Institute of Virology, Hannover Medical School, Carl-Neuberg-Str. 1, 30625 Hannover, Germany.
Virology. 2012 Nov 10;433(1):73-84. doi: 10.1016/j.virol.2012.07.012. Epub 2012 Aug 5.
Many SIV isolates can employ the orphan receptor GPR15 as coreceptor for efficient entry into transfected cell lines, but the role of endogenously expressed GPR15 in SIV cell tropism is largely unclear. Here, we show that several human B and T cell lines express GPR15 on the cell surface, including the T/B cell hybrid cell line CEMx174, and that GPR15 expression is essential for SIV infection of CEMx174 cells. In addition, GPR15 expression was detected on subsets of primary human CD4(+), CD8(+) and CD19(+) peripheral blood mononuclear cells (PBMCs), respectively. However, GPR15(+) PBMCs were not efficiently infected by HIV and SIV, including cells from individuals homozygous for the defective Δ32 ccr5 allele. These results suggest that GPR15 is coexpressed with CD4 on PBMCs but that infection of CD4(+), GPR15(+) cells is not responsible for the well documented ability of SIV to infect CCR5(-) blood cells.

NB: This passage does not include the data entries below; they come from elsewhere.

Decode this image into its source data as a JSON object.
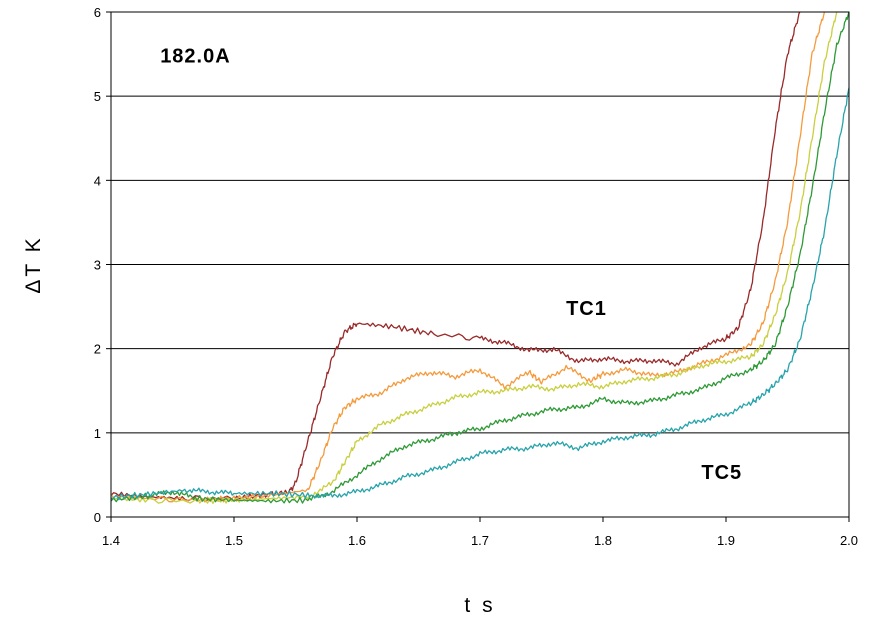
{
  "chart_data": {
    "type": "line",
    "title": "",
    "xlabel": "t s",
    "ylabel": "ΔT K",
    "xlim": [
      1.4,
      2.0
    ],
    "ylim": [
      0,
      6
    ],
    "x_ticks": [
      "1.4",
      "1.5",
      "1.6",
      "1.7",
      "1.8",
      "1.9",
      "2.0"
    ],
    "y_ticks": [
      "0",
      "1",
      "2",
      "3",
      "4",
      "5",
      "6"
    ],
    "grid": "horizontal",
    "legend": "none",
    "annotations": [
      {
        "text": "182.0A",
        "x": 1.44,
        "y": 5.4
      },
      {
        "text": "TC1",
        "x": 1.77,
        "y": 2.4
      },
      {
        "text": "TC5",
        "x": 1.88,
        "y": 0.45
      }
    ],
    "series": [
      {
        "color": "#9a2a2a",
        "points": [
          [
            1.4,
            0.28
          ],
          [
            1.43,
            0.24
          ],
          [
            1.46,
            0.22
          ],
          [
            1.5,
            0.22
          ],
          [
            1.53,
            0.27
          ],
          [
            1.545,
            0.3
          ],
          [
            1.55,
            0.4
          ],
          [
            1.56,
            0.9
          ],
          [
            1.57,
            1.4
          ],
          [
            1.58,
            1.9
          ],
          [
            1.59,
            2.2
          ],
          [
            1.6,
            2.3
          ],
          [
            1.63,
            2.26
          ],
          [
            1.66,
            2.18
          ],
          [
            1.7,
            2.12
          ],
          [
            1.72,
            2.07
          ],
          [
            1.74,
            1.98
          ],
          [
            1.76,
            1.99
          ],
          [
            1.78,
            1.85
          ],
          [
            1.8,
            1.88
          ],
          [
            1.82,
            1.85
          ],
          [
            1.84,
            1.86
          ],
          [
            1.86,
            1.82
          ],
          [
            1.88,
            2.02
          ],
          [
            1.9,
            2.12
          ],
          [
            1.91,
            2.25
          ],
          [
            1.92,
            2.7
          ],
          [
            1.93,
            3.5
          ],
          [
            1.94,
            4.6
          ],
          [
            1.95,
            5.5
          ],
          [
            1.96,
            6.0
          ]
        ]
      },
      {
        "color": "#f59a3c",
        "points": [
          [
            1.4,
            0.25
          ],
          [
            1.43,
            0.22
          ],
          [
            1.47,
            0.2
          ],
          [
            1.5,
            0.22
          ],
          [
            1.53,
            0.26
          ],
          [
            1.56,
            0.32
          ],
          [
            1.57,
            0.65
          ],
          [
            1.58,
            1.05
          ],
          [
            1.59,
            1.3
          ],
          [
            1.6,
            1.4
          ],
          [
            1.62,
            1.48
          ],
          [
            1.64,
            1.65
          ],
          [
            1.66,
            1.72
          ],
          [
            1.68,
            1.67
          ],
          [
            1.7,
            1.75
          ],
          [
            1.72,
            1.55
          ],
          [
            1.74,
            1.72
          ],
          [
            1.75,
            1.6
          ],
          [
            1.77,
            1.78
          ],
          [
            1.79,
            1.62
          ],
          [
            1.8,
            1.7
          ],
          [
            1.82,
            1.75
          ],
          [
            1.84,
            1.68
          ],
          [
            1.86,
            1.72
          ],
          [
            1.88,
            1.82
          ],
          [
            1.9,
            1.92
          ],
          [
            1.92,
            2.05
          ],
          [
            1.93,
            2.3
          ],
          [
            1.94,
            2.8
          ],
          [
            1.95,
            3.5
          ],
          [
            1.96,
            4.5
          ],
          [
            1.97,
            5.5
          ],
          [
            1.98,
            6.0
          ]
        ]
      },
      {
        "color": "#c9cf3f",
        "points": [
          [
            1.4,
            0.22
          ],
          [
            1.43,
            0.2
          ],
          [
            1.47,
            0.19
          ],
          [
            1.5,
            0.2
          ],
          [
            1.53,
            0.22
          ],
          [
            1.56,
            0.24
          ],
          [
            1.58,
            0.4
          ],
          [
            1.59,
            0.65
          ],
          [
            1.6,
            0.9
          ],
          [
            1.62,
            1.1
          ],
          [
            1.64,
            1.22
          ],
          [
            1.66,
            1.32
          ],
          [
            1.68,
            1.42
          ],
          [
            1.7,
            1.48
          ],
          [
            1.72,
            1.5
          ],
          [
            1.74,
            1.55
          ],
          [
            1.76,
            1.52
          ],
          [
            1.78,
            1.58
          ],
          [
            1.8,
            1.55
          ],
          [
            1.82,
            1.62
          ],
          [
            1.84,
            1.65
          ],
          [
            1.86,
            1.7
          ],
          [
            1.88,
            1.8
          ],
          [
            1.9,
            1.85
          ],
          [
            1.92,
            1.9
          ],
          [
            1.93,
            2.05
          ],
          [
            1.94,
            2.4
          ],
          [
            1.95,
            2.9
          ],
          [
            1.96,
            3.6
          ],
          [
            1.97,
            4.5
          ],
          [
            1.98,
            5.4
          ],
          [
            1.99,
            6.0
          ]
        ]
      },
      {
        "color": "#2e9a36",
        "points": [
          [
            1.4,
            0.2
          ],
          [
            1.43,
            0.25
          ],
          [
            1.45,
            0.3
          ],
          [
            1.47,
            0.22
          ],
          [
            1.5,
            0.2
          ],
          [
            1.53,
            0.19
          ],
          [
            1.56,
            0.2
          ],
          [
            1.58,
            0.3
          ],
          [
            1.6,
            0.5
          ],
          [
            1.62,
            0.7
          ],
          [
            1.64,
            0.85
          ],
          [
            1.66,
            0.92
          ],
          [
            1.68,
            1.0
          ],
          [
            1.7,
            1.05
          ],
          [
            1.72,
            1.15
          ],
          [
            1.74,
            1.22
          ],
          [
            1.76,
            1.28
          ],
          [
            1.78,
            1.3
          ],
          [
            1.8,
            1.4
          ],
          [
            1.82,
            1.35
          ],
          [
            1.84,
            1.38
          ],
          [
            1.86,
            1.45
          ],
          [
            1.88,
            1.52
          ],
          [
            1.9,
            1.65
          ],
          [
            1.92,
            1.75
          ],
          [
            1.93,
            1.85
          ],
          [
            1.94,
            2.05
          ],
          [
            1.95,
            2.5
          ],
          [
            1.96,
            3.1
          ],
          [
            1.97,
            3.9
          ],
          [
            1.98,
            4.8
          ],
          [
            1.99,
            5.6
          ],
          [
            2.0,
            6.0
          ]
        ]
      },
      {
        "color": "#27a3ab",
        "points": [
          [
            1.4,
            0.23
          ],
          [
            1.43,
            0.27
          ],
          [
            1.46,
            0.32
          ],
          [
            1.48,
            0.3
          ],
          [
            1.5,
            0.28
          ],
          [
            1.53,
            0.28
          ],
          [
            1.56,
            0.26
          ],
          [
            1.58,
            0.25
          ],
          [
            1.6,
            0.3
          ],
          [
            1.62,
            0.38
          ],
          [
            1.64,
            0.48
          ],
          [
            1.66,
            0.55
          ],
          [
            1.68,
            0.65
          ],
          [
            1.7,
            0.75
          ],
          [
            1.72,
            0.8
          ],
          [
            1.74,
            0.82
          ],
          [
            1.76,
            0.88
          ],
          [
            1.78,
            0.82
          ],
          [
            1.8,
            0.9
          ],
          [
            1.82,
            0.95
          ],
          [
            1.84,
            0.98
          ],
          [
            1.86,
            1.05
          ],
          [
            1.88,
            1.15
          ],
          [
            1.9,
            1.22
          ],
          [
            1.92,
            1.35
          ],
          [
            1.93,
            1.45
          ],
          [
            1.94,
            1.58
          ],
          [
            1.95,
            1.75
          ],
          [
            1.96,
            2.1
          ],
          [
            1.97,
            2.7
          ],
          [
            1.98,
            3.4
          ],
          [
            1.99,
            4.3
          ],
          [
            2.0,
            5.1
          ]
        ]
      }
    ]
  }
}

许多 SIV 分离株可以利用孤儿受体 GPR15 作为辅助受体,有效地进入转染的细胞系,但内源性表达的 GPR15 在 SIV 细胞嗜性中的作用在很大程度上尚不清楚。在这里,我们表明,几种人 B 和 T 细胞系在细胞表面表达 GPR15,包括 T/B 细胞杂交细胞系 CEMx174,并且 GPR15 表达对于 SIV 感染 CEMx174 细胞是必需的。此外,在人外周血单核细胞(PBMC)的亚群中检测到 GPR15 的表达,分别为 CD4(+)、CD8(+)和 CD19(+)。然而,GPR15(+) PBMC 不能有效地被 HIV 和 SIV 感染,包括来自纯合缺陷 Δ32 ccr5 等位基因个体的细胞。这些结果表明,GPR15 与 PBMC 上的 CD4 共同表达,但 GPR15(+)细胞的感染并不是 SIV 感染 CCR5(-)血细胞的公认能力的原因。